Pedagogical knowledge; that is, collecting data systematically, analyzing the data, interpreting data and synthesizing analyzed data through practical means and theoretical understanding.
Working habits; that is, as a science teacher, there should be clarity, structured experimentation of facts and nature-like instructional material that would help the students understand the basis of science. Fostering best practices; that is, development of good communicative skills, positive attitudes during teaching, the methods adopted in teaching and ability to render a good learning content in the classroom.  
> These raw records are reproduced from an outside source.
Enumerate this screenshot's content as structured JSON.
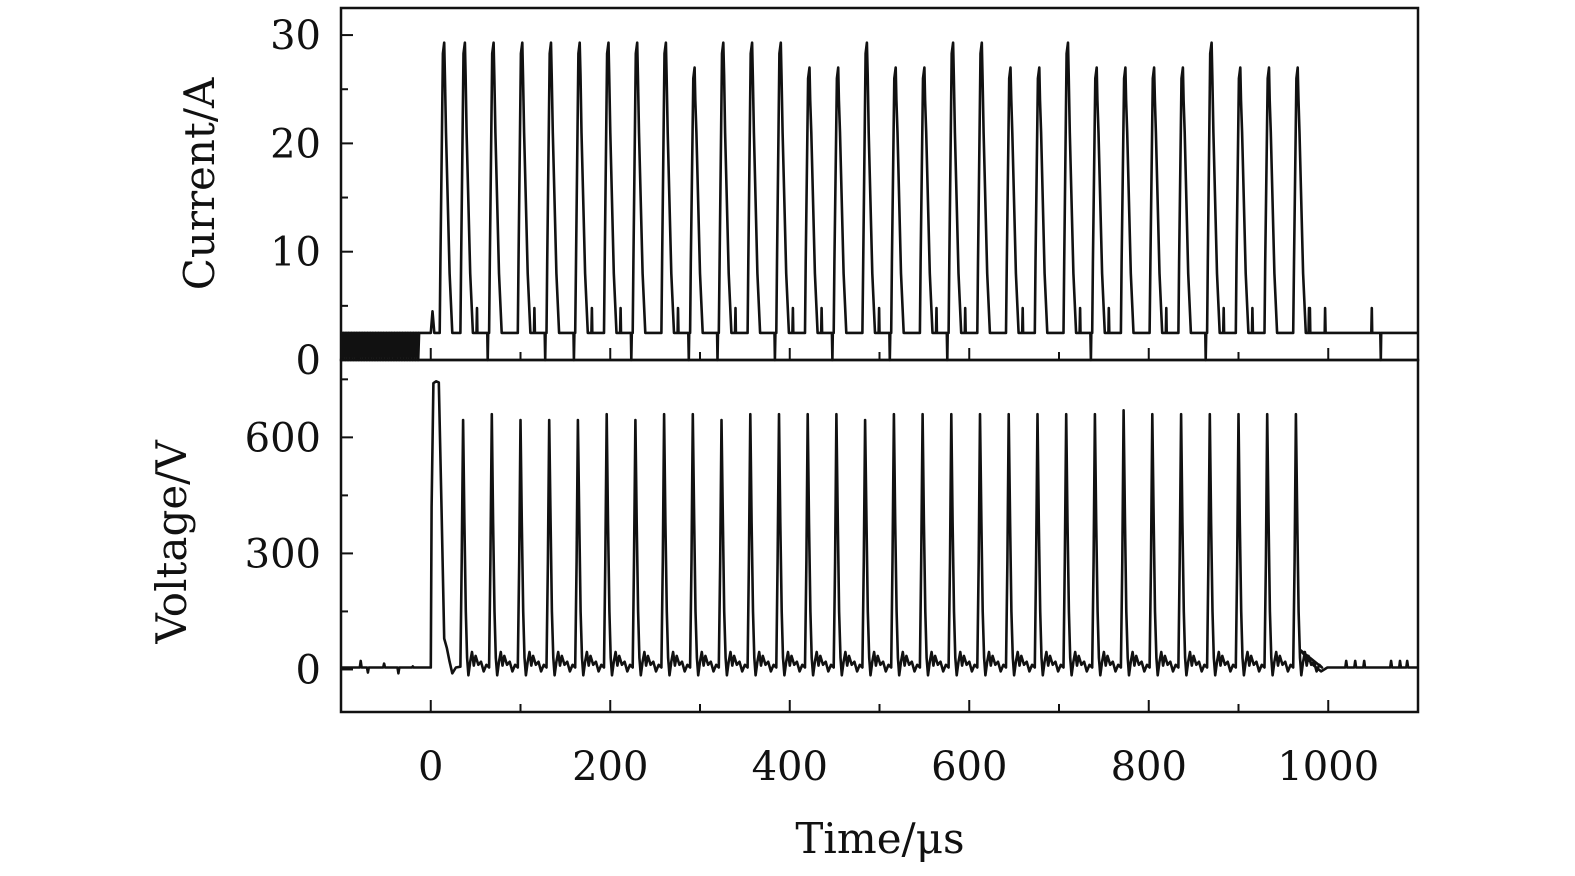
{
  "chart_data": [
    {
      "type": "line",
      "panel": "top",
      "ylabel": "Current/A",
      "xlim": [
        -100,
        1100
      ],
      "ylim": [
        0,
        32.5
      ],
      "yticks": [
        0,
        10,
        20,
        30
      ],
      "ytick_labels": [
        "0",
        "10",
        "20",
        "30"
      ],
      "baseline": 2.5,
      "series": [
        {
          "pulse_times": [
            15,
            38,
            70,
            102,
            134,
            166,
            198,
            230,
            262,
            294,
            326,
            358,
            390,
            422,
            454,
            486,
            518,
            550,
            582,
            614,
            646,
            678,
            710,
            742,
            774,
            806,
            838,
            870,
            902,
            934,
            966
          ],
          "pulse_peaks": [
            29.3,
            29.3,
            29.3,
            29.3,
            29.3,
            29.3,
            29.3,
            29.3,
            29.3,
            27,
            29.3,
            29.3,
            29.3,
            27,
            27,
            29.3,
            27,
            27,
            29.3,
            29.3,
            27,
            27,
            29.3,
            27,
            27,
            27,
            27,
            29.3,
            27,
            27,
            27
          ]
        }
      ]
    },
    {
      "type": "line",
      "panel": "bottom",
      "ylabel": "Voltage/V",
      "xlabel": "Time/μs",
      "xlim": [
        -100,
        1100
      ],
      "ylim": [
        -110,
        800
      ],
      "yticks": [
        0,
        300,
        600
      ],
      "ytick_labels": [
        "0",
        "300",
        "600"
      ],
      "xticks": [
        0,
        200,
        400,
        600,
        800,
        1000
      ],
      "xtick_labels": [
        "0",
        "200",
        "400",
        "600",
        "800",
        "1000"
      ],
      "baseline": 5,
      "series": [
        {
          "first_pulse": {
            "start": 0,
            "end": 20,
            "peak": 745
          },
          "pulse_times": [
            36,
            68,
            100,
            132,
            164,
            196,
            228,
            260,
            292,
            324,
            356,
            388,
            420,
            452,
            484,
            516,
            548,
            580,
            612,
            644,
            676,
            708,
            740,
            772,
            804,
            836,
            868,
            900,
            932,
            964
          ],
          "pulse_peaks": [
            645,
            660,
            645,
            645,
            645,
            660,
            645,
            660,
            660,
            645,
            660,
            660,
            660,
            660,
            645,
            660,
            660,
            660,
            660,
            660,
            660,
            660,
            660,
            670,
            660,
            660,
            660,
            660,
            660,
            660
          ]
        }
      ]
    }
  ]
}
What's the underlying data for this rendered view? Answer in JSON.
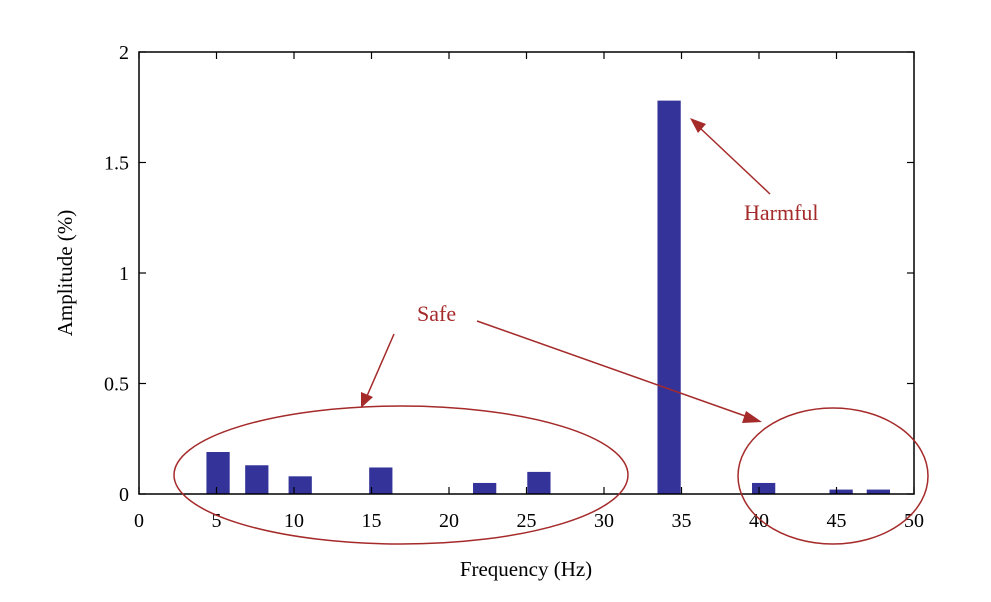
{
  "chart_data": {
    "type": "bar",
    "title": "",
    "xlabel": "Frequency (Hz)",
    "ylabel": "Amplitude (%)",
    "xlim": [
      0,
      50
    ],
    "ylim": [
      0,
      2
    ],
    "xticks": [
      0,
      5,
      10,
      15,
      20,
      25,
      30,
      35,
      40,
      45,
      50
    ],
    "yticks": [
      0,
      0.5,
      1,
      1.5,
      2
    ],
    "ytick_labels": [
      "0",
      "0.5",
      "1",
      "1.5",
      "2"
    ],
    "grid": false,
    "bar_color": "#333399",
    "bar_width": 1.5,
    "x": [
      5.1,
      7.6,
      10.4,
      15.6,
      22.3,
      25.8,
      34.2,
      40.3,
      45.3,
      47.7
    ],
    "values": [
      0.19,
      0.13,
      0.08,
      0.12,
      0.05,
      0.1,
      1.78,
      0.05,
      0.02,
      0.02
    ],
    "annotations": [
      {
        "text": "Harmful",
        "x": 43.8,
        "y": 1.28,
        "color": "#a52a2a"
      },
      {
        "text": "Safe",
        "x": 18.4,
        "y": 0.77,
        "color": "#a52a2a"
      }
    ]
  }
}
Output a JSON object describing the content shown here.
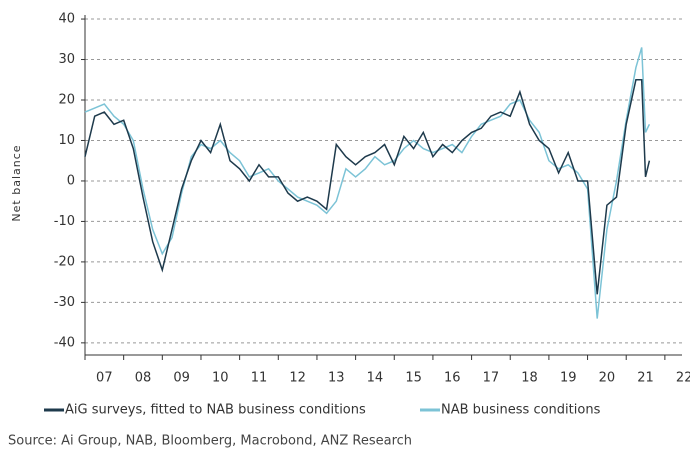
{
  "chart_data": {
    "type": "line",
    "y_label": "Net balance",
    "source": "Source: Ai Group, NAB, Bloomberg, Macrobond, ANZ Research",
    "ylim": [
      -43,
      41
    ],
    "yticks": [
      -40,
      -30,
      -20,
      -10,
      0,
      10,
      20,
      30,
      40
    ],
    "xlim": [
      2007,
      2022.65
    ],
    "xticks": [
      {
        "value": 2007,
        "label": "07"
      },
      {
        "value": 2008,
        "label": "08"
      },
      {
        "value": 2009,
        "label": "09"
      },
      {
        "value": 2010,
        "label": "10"
      },
      {
        "value": 2011,
        "label": "11"
      },
      {
        "value": 2012,
        "label": "12"
      },
      {
        "value": 2013,
        "label": "13"
      },
      {
        "value": 2014,
        "label": "14"
      },
      {
        "value": 2015,
        "label": "15"
      },
      {
        "value": 2016,
        "label": "16"
      },
      {
        "value": 2017,
        "label": "17"
      },
      {
        "value": 2018,
        "label": "18"
      },
      {
        "value": 2019,
        "label": "19"
      },
      {
        "value": 2020,
        "label": "20"
      },
      {
        "value": 2021,
        "label": "21"
      },
      {
        "value": 2022,
        "label": "22"
      }
    ],
    "grid": true,
    "x": [
      2007.0,
      2007.25,
      2007.5,
      2007.75,
      2008.0,
      2008.25,
      2008.5,
      2008.75,
      2009.0,
      2009.25,
      2009.5,
      2009.75,
      2010.0,
      2010.25,
      2010.5,
      2010.75,
      2011.0,
      2011.25,
      2011.5,
      2011.75,
      2012.0,
      2012.25,
      2012.5,
      2012.75,
      2013.0,
      2013.25,
      2013.5,
      2013.75,
      2014.0,
      2014.25,
      2014.5,
      2014.75,
      2015.0,
      2015.25,
      2015.5,
      2015.75,
      2016.0,
      2016.25,
      2016.5,
      2016.75,
      2017.0,
      2017.25,
      2017.5,
      2017.75,
      2018.0,
      2018.25,
      2018.5,
      2018.75,
      2019.0,
      2019.25,
      2019.5,
      2019.75,
      2020.0,
      2020.25,
      2020.5,
      2020.75,
      2021.0,
      2021.25,
      2021.4,
      2021.5,
      2021.6
    ],
    "series": [
      {
        "name": "AiG surveys, fitted to NAB business conditions",
        "color": "#1e3a4c",
        "values": [
          6,
          16,
          17,
          14,
          15,
          8,
          -4,
          -15,
          -22,
          -12,
          -2,
          5,
          10,
          7,
          14,
          5,
          3,
          0,
          4,
          1,
          1,
          -3,
          -5,
          -4,
          -5,
          -7,
          9,
          6,
          4,
          6,
          7,
          9,
          4,
          11,
          8,
          12,
          6,
          9,
          7,
          10,
          12,
          13,
          16,
          17,
          16,
          22,
          14,
          10,
          8,
          2,
          7,
          0,
          0,
          -28,
          -6,
          -4,
          14,
          25,
          25,
          1,
          5
        ]
      },
      {
        "name": "NAB business conditions",
        "color": "#7cc3d6",
        "values": [
          17,
          18,
          19,
          16,
          14,
          10,
          -2,
          -12,
          -18,
          -14,
          -3,
          6,
          9,
          8,
          10,
          7,
          5,
          1,
          2,
          3,
          0,
          -2,
          -4,
          -5,
          -6,
          -8,
          -5,
          3,
          1,
          3,
          6,
          4,
          5,
          8,
          10,
          8,
          7,
          8,
          9,
          7,
          11,
          14,
          15,
          16,
          19,
          20,
          15,
          12,
          5,
          3,
          4,
          2,
          -2,
          -34,
          -12,
          0,
          15,
          28,
          33,
          12,
          14
        ]
      }
    ]
  }
}
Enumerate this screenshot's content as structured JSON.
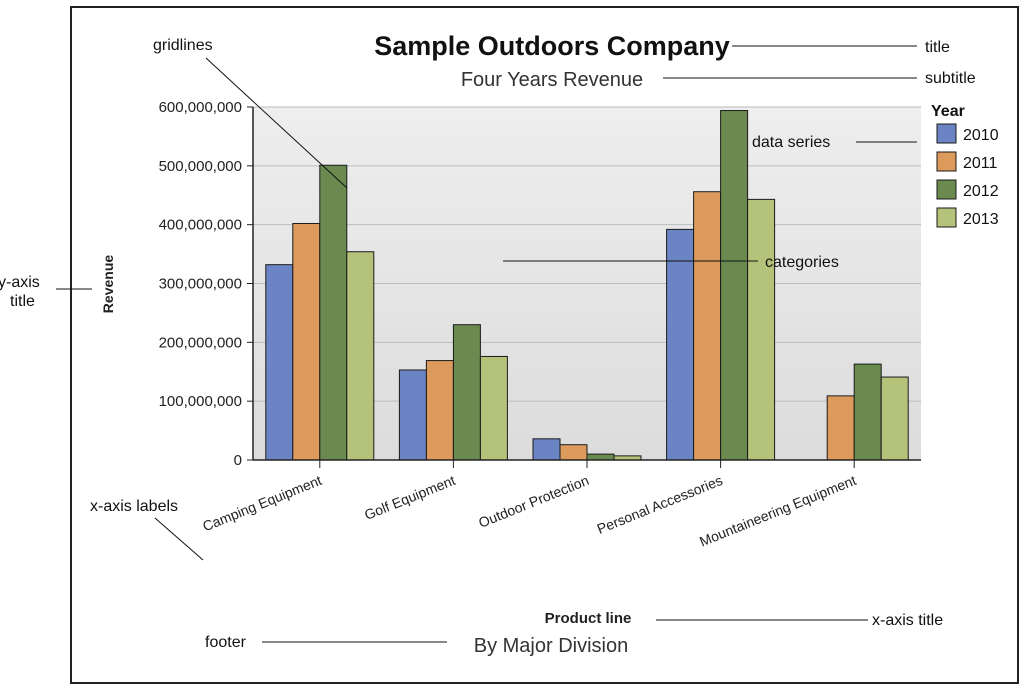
{
  "chart_data": {
    "type": "bar",
    "title": "Sample Outdoors Company",
    "subtitle": "Four Years Revenue",
    "footer": "By Major Division",
    "xlabel": "Product line",
    "ylabel": "Revenue",
    "ylim": [
      0,
      600000000
    ],
    "yticks": [
      0,
      100000000,
      200000000,
      300000000,
      400000000,
      500000000,
      600000000
    ],
    "ytick_labels": [
      "0",
      "100,000,000",
      "200,000,000",
      "300,000,000",
      "400,000,000",
      "500,000,000",
      "600,000,000"
    ],
    "grid": true,
    "legend_title": "Year",
    "legend_position": "right",
    "categories": [
      "Camping Equipment",
      "Golf Equipment",
      "Outdoor Protection",
      "Personal Accessories",
      "Mountaineering Equipment"
    ],
    "series": [
      {
        "name": "2010",
        "color": "#6b84c4",
        "values": [
          332000000,
          153000000,
          36000000,
          392000000,
          null
        ]
      },
      {
        "name": "2011",
        "color": "#dc9a5c",
        "values": [
          402000000,
          169000000,
          26000000,
          456000000,
          109000000
        ]
      },
      {
        "name": "2012",
        "color": "#6a8a4f",
        "values": [
          501000000,
          230000000,
          10000000,
          594000000,
          163000000
        ]
      },
      {
        "name": "2013",
        "color": "#b5c27a",
        "values": [
          354000000,
          176000000,
          7000000,
          443000000,
          141000000
        ]
      }
    ]
  },
  "annotations": {
    "gridlines": "gridlines",
    "title": "title",
    "subtitle": "subtitle",
    "data_series": "data series",
    "categories": "categories",
    "y_axis_title_line1": "y-axis",
    "y_axis_title_line2": "title",
    "x_axis_labels": "x-axis labels",
    "x_axis_title": "x-axis title",
    "footer": "footer"
  }
}
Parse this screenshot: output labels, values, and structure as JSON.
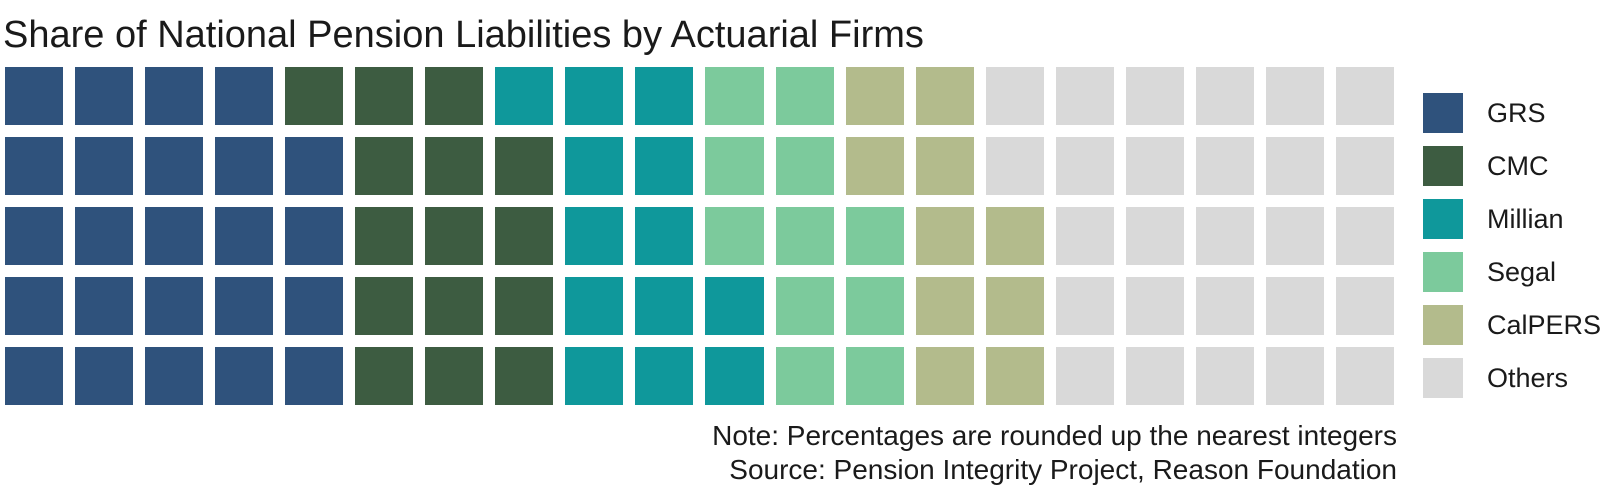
{
  "title": "Share of National Pension Liabilities by Actuarial Firms",
  "notes": {
    "note": "Note: Percentages are rounded up the nearest integers",
    "source": "Source: Pension Integrity Project, Reason Foundation"
  },
  "chart_data": {
    "type": "waffle",
    "title": "Share of National Pension Liabilities by Actuarial Firms",
    "rows": 5,
    "cols": 20,
    "total_squares": 100,
    "square_unit_percent": 1,
    "legend_position": "right",
    "fill_order": "column-wise, bottom to top, left to right",
    "categories": [
      {
        "name": "GRS",
        "value": 24,
        "color": "#2F527C"
      },
      {
        "name": "CMC",
        "value": 15,
        "color": "#3D5C41"
      },
      {
        "name": "Millian",
        "value": 13,
        "color": "#0F989B"
      },
      {
        "name": "Segal",
        "value": 11,
        "color": "#7CCA9C"
      },
      {
        "name": "CalPERS",
        "value": 10,
        "color": "#B3BB8C"
      },
      {
        "name": "Others",
        "value": 27,
        "color": "#D9D9D9"
      }
    ],
    "grid": [
      [
        "GRS",
        "GRS",
        "GRS",
        "GRS",
        "CMC",
        "CMC",
        "CMC",
        "Millian",
        "Millian",
        "Millian",
        "Segal",
        "Segal",
        "CalPERS",
        "CalPERS",
        "Others",
        "Others",
        "Others",
        "Others",
        "Others",
        "Others"
      ],
      [
        "GRS",
        "GRS",
        "GRS",
        "GRS",
        "GRS",
        "CMC",
        "CMC",
        "CMC",
        "Millian",
        "Millian",
        "Segal",
        "Segal",
        "CalPERS",
        "CalPERS",
        "Others",
        "Others",
        "Others",
        "Others",
        "Others",
        "Others"
      ],
      [
        "GRS",
        "GRS",
        "GRS",
        "GRS",
        "GRS",
        "CMC",
        "CMC",
        "CMC",
        "Millian",
        "Millian",
        "Segal",
        "Segal",
        "Segal",
        "CalPERS",
        "CalPERS",
        "Others",
        "Others",
        "Others",
        "Others",
        "Others"
      ],
      [
        "GRS",
        "GRS",
        "GRS",
        "GRS",
        "GRS",
        "CMC",
        "CMC",
        "CMC",
        "Millian",
        "Millian",
        "Millian",
        "Segal",
        "Segal",
        "CalPERS",
        "CalPERS",
        "Others",
        "Others",
        "Others",
        "Others",
        "Others"
      ],
      [
        "GRS",
        "GRS",
        "GRS",
        "GRS",
        "GRS",
        "CMC",
        "CMC",
        "CMC",
        "Millian",
        "Millian",
        "Millian",
        "Segal",
        "Segal",
        "CalPERS",
        "CalPERS",
        "Others",
        "Others",
        "Others",
        "Others",
        "Others"
      ]
    ]
  }
}
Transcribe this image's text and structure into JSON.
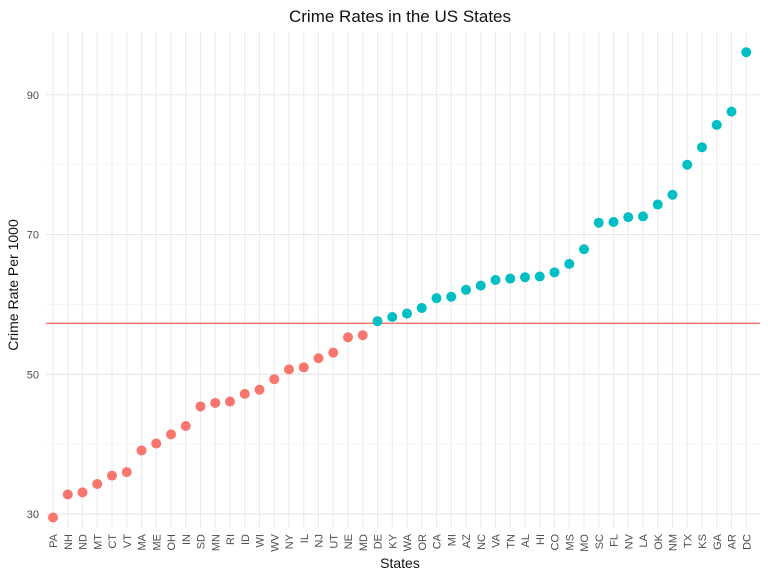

The study will determine positive attitude and thoughts in basic science students thereby choosing a career in teaching and to reveal the essentiality of teaching practices as a means of acquiring the basic techniques on which future knowledge can be built upon. The study will alert and put in check the social relationship that exit between the cooperating teacher and the student teacher during teaching practice. Also, to investigate cooperating teacher point of view about teaching practice.

1.5 Research Questions
The following research questions were raised to guide the study and to screen if teaching practice has an effect on the cooperating teacher, basic science students and the student:

1. What is the effect of teaching practice on the student teacher in terms of classroom preparation and attitude to teaching?
2. What will be the impact of teaching practice on the cooperating teacher in terms of social relationship and knowledge formation?
3. What is the impact of teaching practice on the students in respect to interest, attitude and content knowledge of basic science?

1.6 Research Hypothesis
The following Null hypotheses were tested on a level of 0.05% to define the study;
H01: There will be no significant effect of teaching practice on the
basic science student teacher in terms of classroom preparation and attitude to teaching.
H02: There will be no significant effect of teaching practice on the cooperating in terms of social relationship and knowledge
formation.
H03: There will be no significant effect of teaching practice on the students in respect to interest, attitude and content knowledge of basic science.

1.7 Scope of the Study
This study is restheted to the Junior Secondary School students at Ijero Junior High School located at Educational District 3 Ebute-metta Local Government Area and Morocco Comprehensive School located at Educational District 2 Shomolu Local Government Area of Lagos State. Also the study will be limited to the basic science student teacher at the University of Lagos, Faculty of Education focusing on the concept of congestion and principal conservation of the study.

1.8 Definitions of Terms
Teaching Practice: This refers to a periodic evaluation of
student teacher. It involves a systematic gathering and analysis of information on the basis of which decisions are taken regarding the effectiveness and efficiency teacher.
Pedagogy: This is an art and science of organizing, preparing and teaching in a classroom. It is an approach to teaching and learning to impacting of knowledge or content of the subject areas.
Basic Science: This is a fundamental science or a science that describes the most basic objects, forces, relations between forces and matter.
Cooperating Teacher: A cooperating teacher is a facilitator and a guide to a student teacher during a principal apprenticeship practice called teaching practice.